Over time, the museum occupied several different buildings, including the Onondaga Savings Bank and the Syracuse Public Library, but it outgrew each facility.
[2] In 1941, Helen Everson made a gift of $1 million to the city of Syracuse for the purpose of erecting an art museum.
[3] In 1916, The Syracuse Museum of Fine Arts acquired a group of thirty-two works by renowned Syracuse-based potter Adelaide Alsop Robineau.
After Robineau's death in 1929, the museum acquired a second group of her porcelains, including the famed Scarab Vase, whose carving reportedly took more than 1000 hours.
In 1932, Museum director Anna Wetherill Olmsted founded the Ceramic National exhibitions as a tribute to Robineau.
Purchase prizes were given to artists each year, which added pieces by such artists as Waylande Gregory, Maija Grotell, Marguerite Wildenhain, Peter Voulkos, Otto and Vivika Heino, Maria Martinez, Gertrud and Otto Natzler, and Robert Turner to the museum's collection.

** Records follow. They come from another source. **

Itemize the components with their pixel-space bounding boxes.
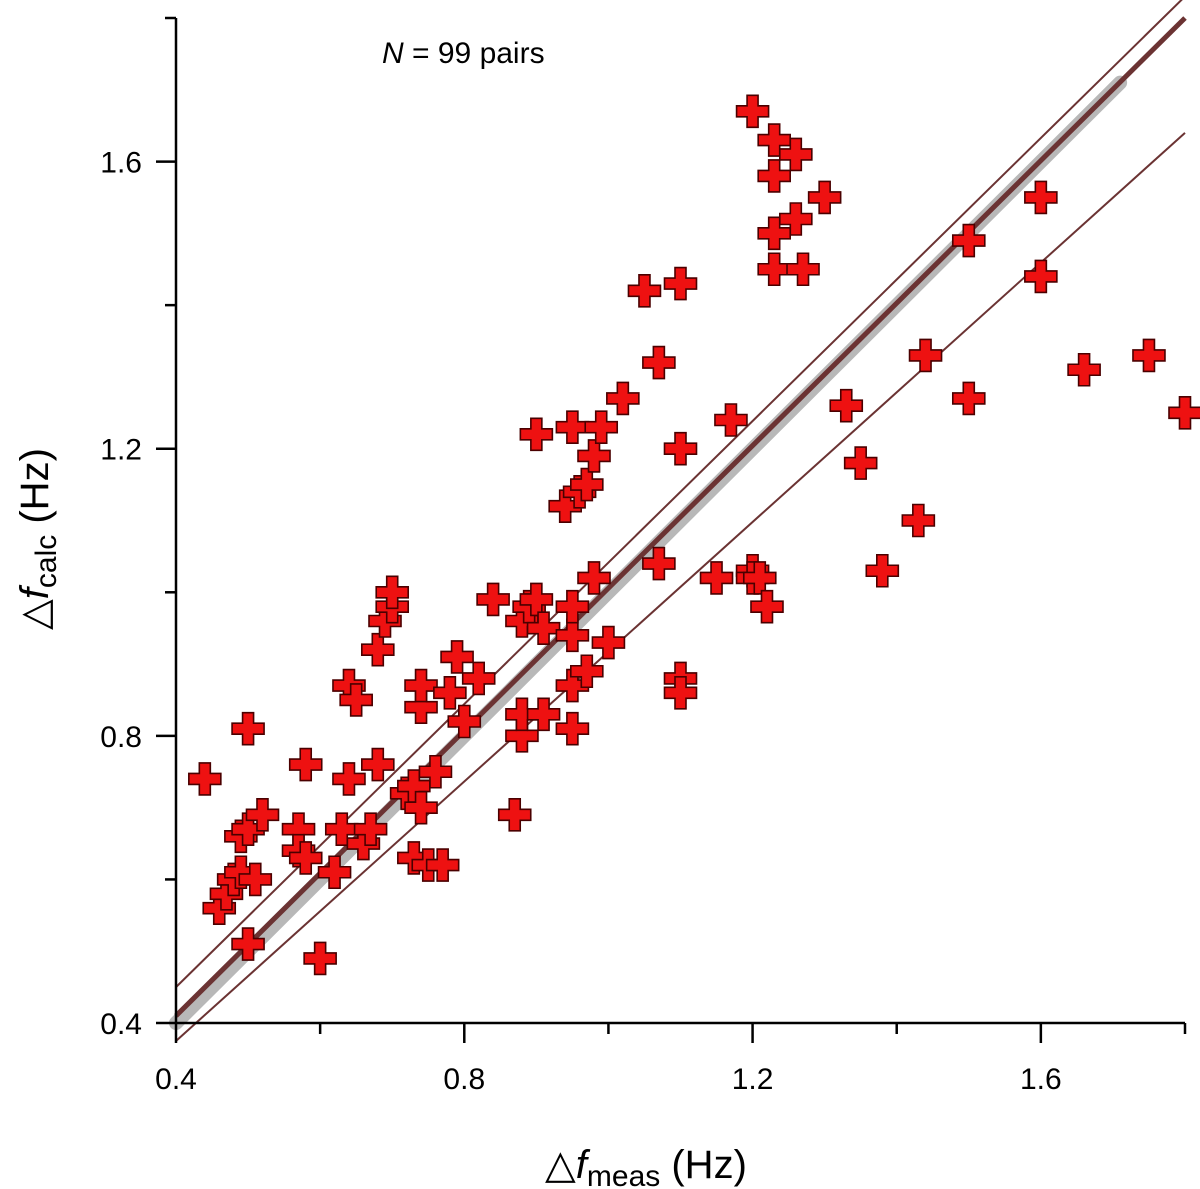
data-point — [497, 798, 532, 832]
upper-band-line — [175, 0, 1183, 988]
data-point — [577, 439, 611, 473]
data-point — [339, 683, 373, 717]
x-axis-title: △fmeas (Hz) — [545, 1143, 747, 1189]
data-point — [425, 848, 460, 882]
y-tick-label: 0.8 — [100, 721, 142, 754]
data-point — [1168, 396, 1200, 430]
data-point — [555, 618, 590, 653]
data-point — [699, 561, 734, 595]
x-tick-label: 1.6 — [1020, 1063, 1062, 1096]
fit-line — [174, 16, 1187, 1018]
data-point — [584, 410, 619, 444]
data-point — [606, 381, 640, 416]
data-point — [418, 754, 453, 789]
data-point — [1067, 352, 1101, 387]
data-point — [555, 589, 590, 624]
data-point — [548, 489, 582, 523]
data-point — [591, 625, 626, 660]
data-point — [577, 561, 611, 595]
data-point — [303, 941, 337, 976]
data-point — [865, 553, 900, 588]
data-point — [663, 431, 698, 466]
y-tick-label: 0.4 — [100, 1008, 142, 1041]
x-tick-label: 0.4 — [155, 1063, 197, 1096]
data-point — [317, 855, 352, 890]
y-tick-label: 1.2 — [100, 434, 142, 467]
data-point — [433, 675, 467, 710]
data-point — [361, 632, 395, 667]
data-point — [447, 704, 482, 739]
data-point — [526, 697, 561, 732]
data-point — [1132, 338, 1166, 373]
data-point — [757, 252, 791, 287]
data-point — [642, 546, 676, 581]
data-point — [807, 180, 842, 215]
data-point — [750, 589, 784, 624]
data-point — [1024, 259, 1058, 294]
data-point — [901, 503, 936, 538]
data-point — [908, 338, 943, 373]
data-point — [238, 862, 273, 897]
ticks-layer: 0.4 0.8 1.2 1.6 0.4 0.8 1.2 1.6 — [100, 16, 1187, 1096]
data-point — [555, 410, 590, 444]
data-point — [404, 668, 438, 703]
data-point — [779, 202, 813, 236]
data-point — [570, 654, 604, 689]
data-point — [663, 266, 698, 301]
data-point — [224, 855, 258, 890]
data-point — [786, 252, 820, 287]
data-point — [332, 762, 366, 796]
data-point — [555, 711, 590, 746]
x-tick-label: 1.2 — [732, 1063, 774, 1096]
data-point — [288, 841, 323, 875]
points-layer — [188, 94, 1200, 976]
data-point — [231, 927, 265, 961]
axes-layer — [174, 18, 1185, 1025]
data-point — [461, 661, 496, 696]
lines-layer — [169, 0, 1187, 1042]
data-point — [735, 94, 770, 129]
data-point — [627, 273, 662, 308]
data-point — [375, 575, 410, 610]
y-axis-title: △fcalc (Hz) — [13, 448, 63, 630]
data-point — [288, 747, 323, 782]
data-point — [519, 417, 554, 452]
data-point — [353, 812, 388, 846]
data-point — [843, 446, 878, 480]
data-point — [757, 216, 791, 251]
data-point — [397, 841, 431, 875]
data-point — [663, 675, 698, 710]
data-point — [779, 137, 813, 172]
data-point — [714, 403, 748, 437]
annotation-n-pairs: N = 99 pairs — [382, 37, 545, 70]
data-point — [231, 711, 265, 746]
x-tick-label: 0.8 — [443, 1063, 485, 1096]
data-point — [570, 467, 604, 502]
data-point — [1024, 180, 1058, 215]
data-point — [757, 159, 791, 193]
data-point — [951, 223, 986, 258]
lower-band-line — [175, 132, 1186, 1042]
data-point — [231, 812, 265, 846]
data-point — [476, 582, 510, 617]
data-point — [188, 762, 222, 796]
data-point — [440, 640, 474, 674]
data-point — [245, 798, 280, 832]
data-point — [555, 668, 590, 703]
y-tick-label: 1.6 — [100, 147, 142, 180]
data-point — [642, 345, 676, 380]
data-point — [404, 790, 438, 825]
data-point — [951, 381, 986, 416]
data-point — [829, 388, 864, 423]
data-point — [361, 747, 395, 782]
data-point — [526, 611, 561, 645]
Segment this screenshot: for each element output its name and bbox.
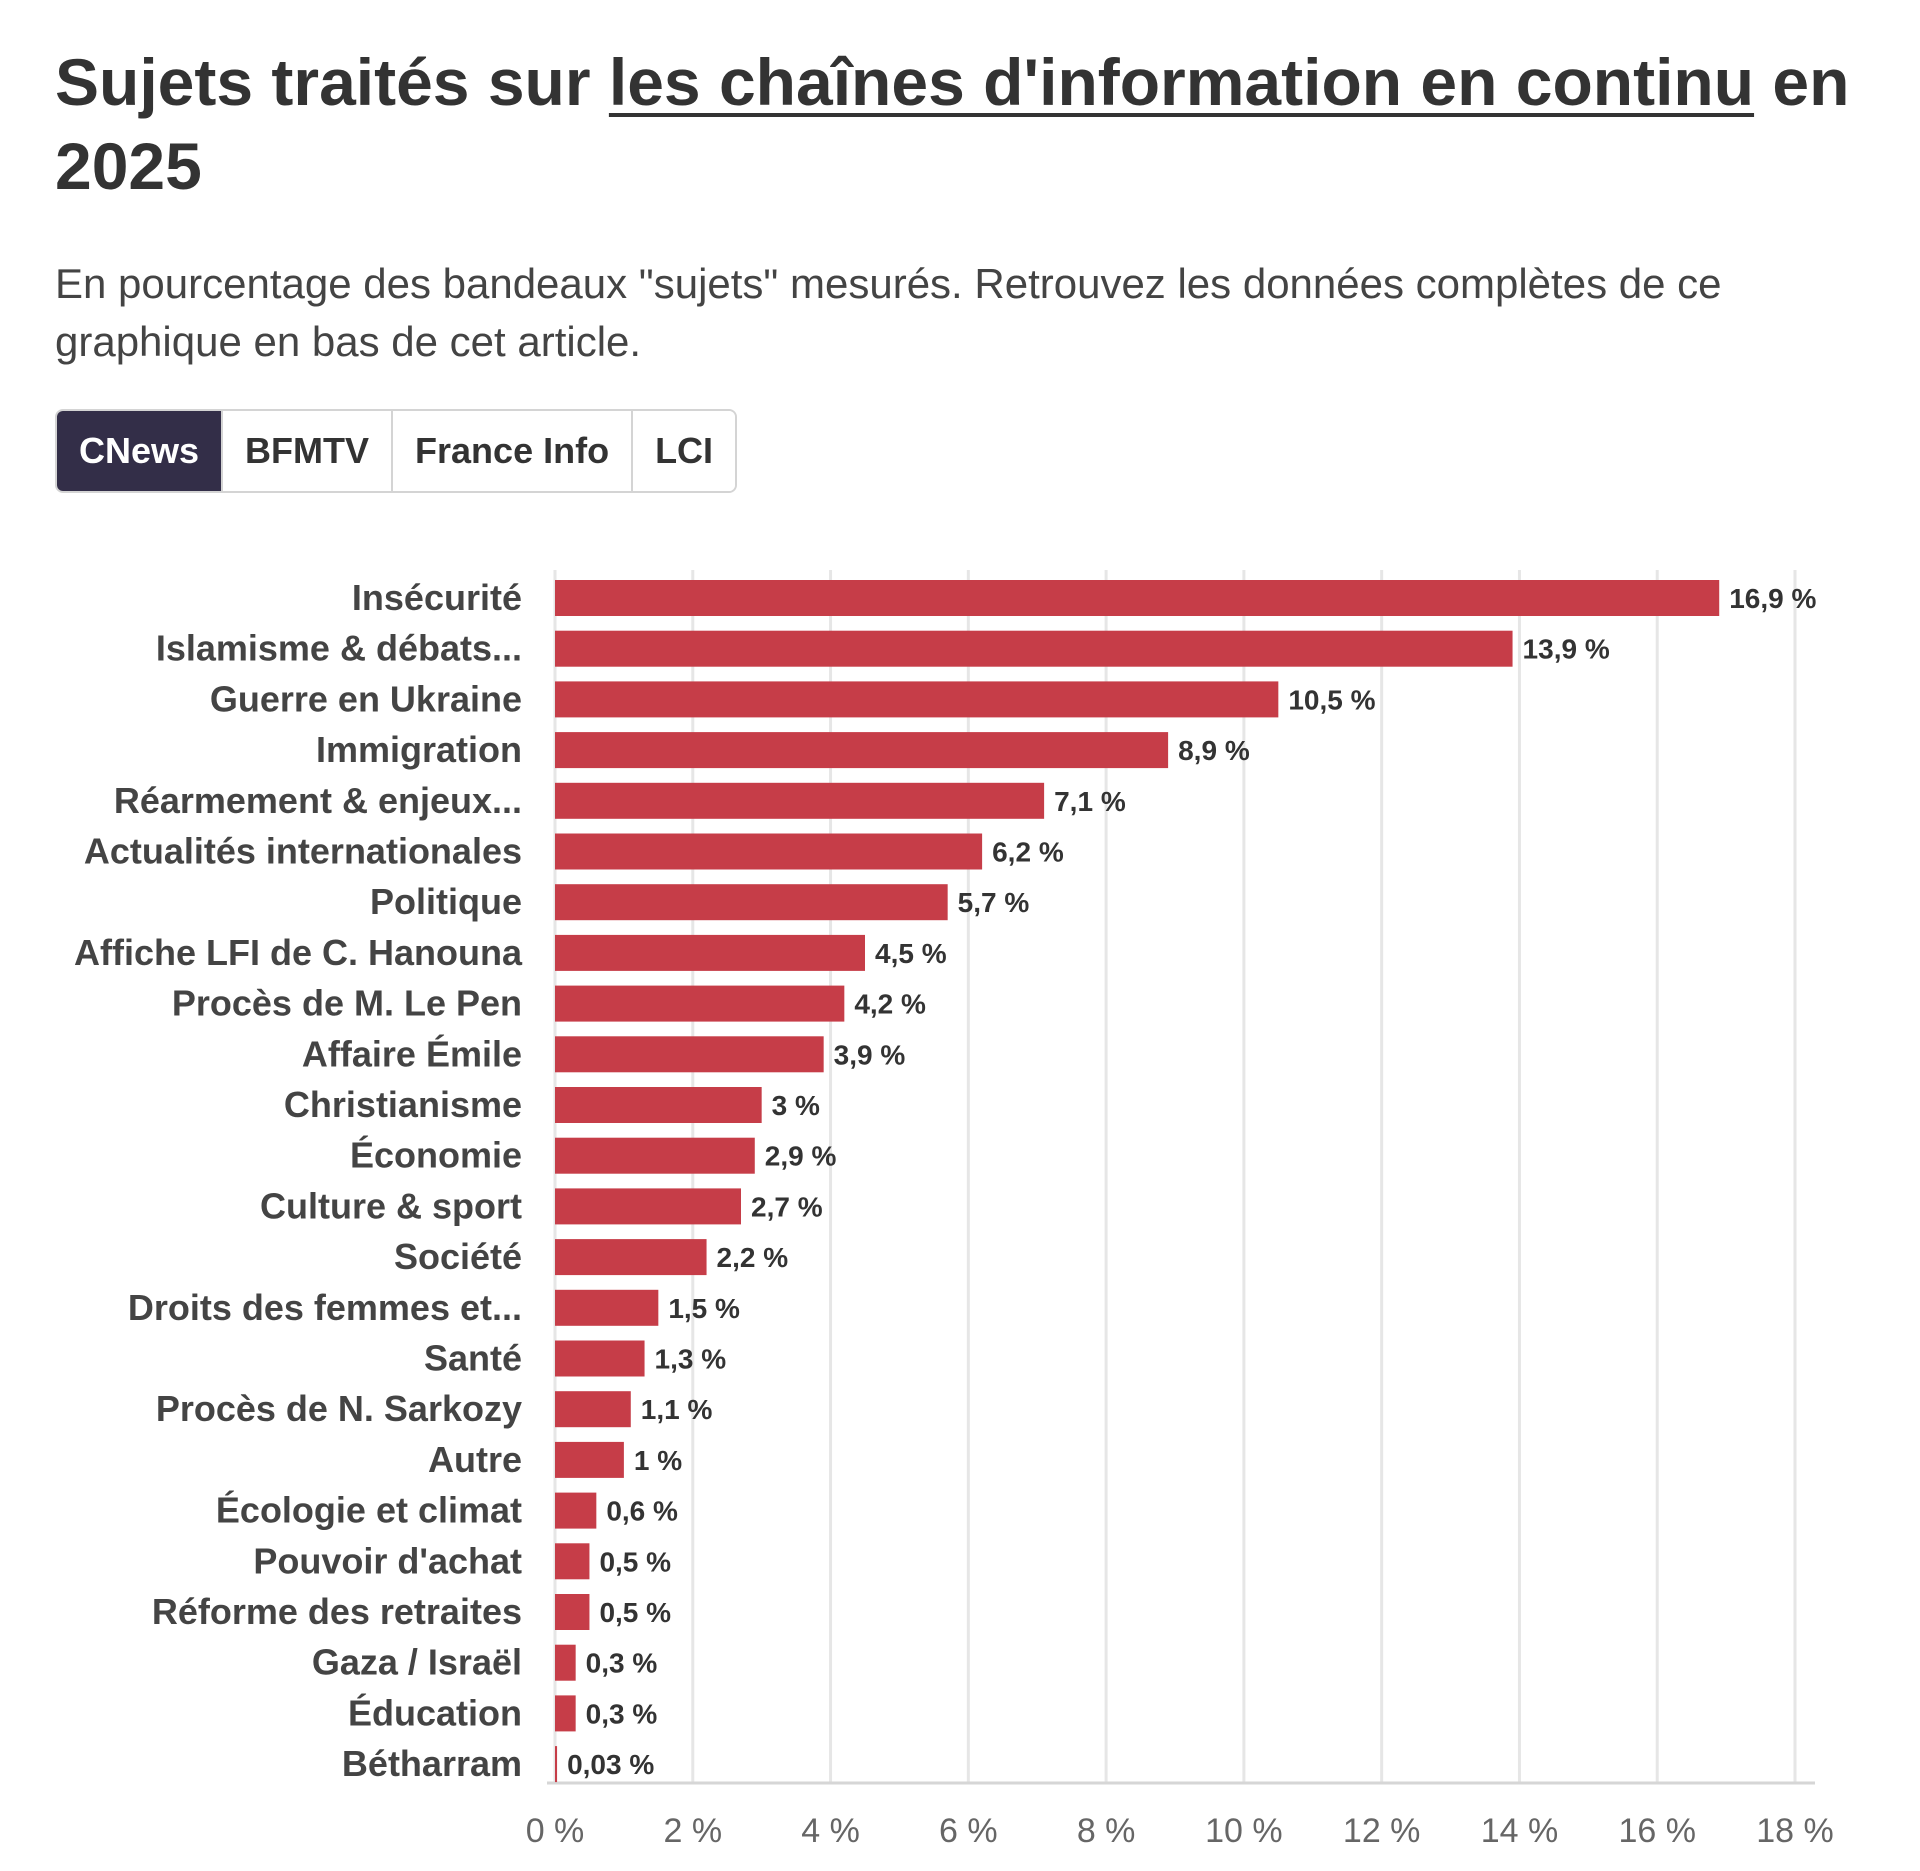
bar — [555, 1391, 631, 1428]
category-label: Gaza / Israël — [312, 1642, 522, 1683]
bar — [555, 1543, 590, 1580]
value-label: 13,9 % — [1523, 634, 1610, 665]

[2] Paintings include one of Gilbert Stuart's portraits of George Washington, Edward Hicks's The Peaceable Kingdom, and works by Eastman Johnson, Charles Burchfield, Helen Frankenthaler, Jackson Pollock and others as well as outdoors sculptures (Marja Vallila).
In 1980 the Everson introduced Ching Ho Cheng's "Intimate Illuminations", the first Chinese-American contemporary painter to exhibit a one-man show nationally.
In September 2020, the Everson’s board of trustees unanimously voted to remove and sell a Jackson Pollock painting from the museum’s collection under a practice known as “deaccessioning.”[10] The deaccessioned painting, entitled “Red Composition, 1946,” features Pollock’s signature paint-splatter technique on a bright red canvas.
[11] Director Elizabeth Dunbar stated that proceeds from the sale would be used to “fight racism inside and outside our walls” by purchasing art created by members of underrepresented communities.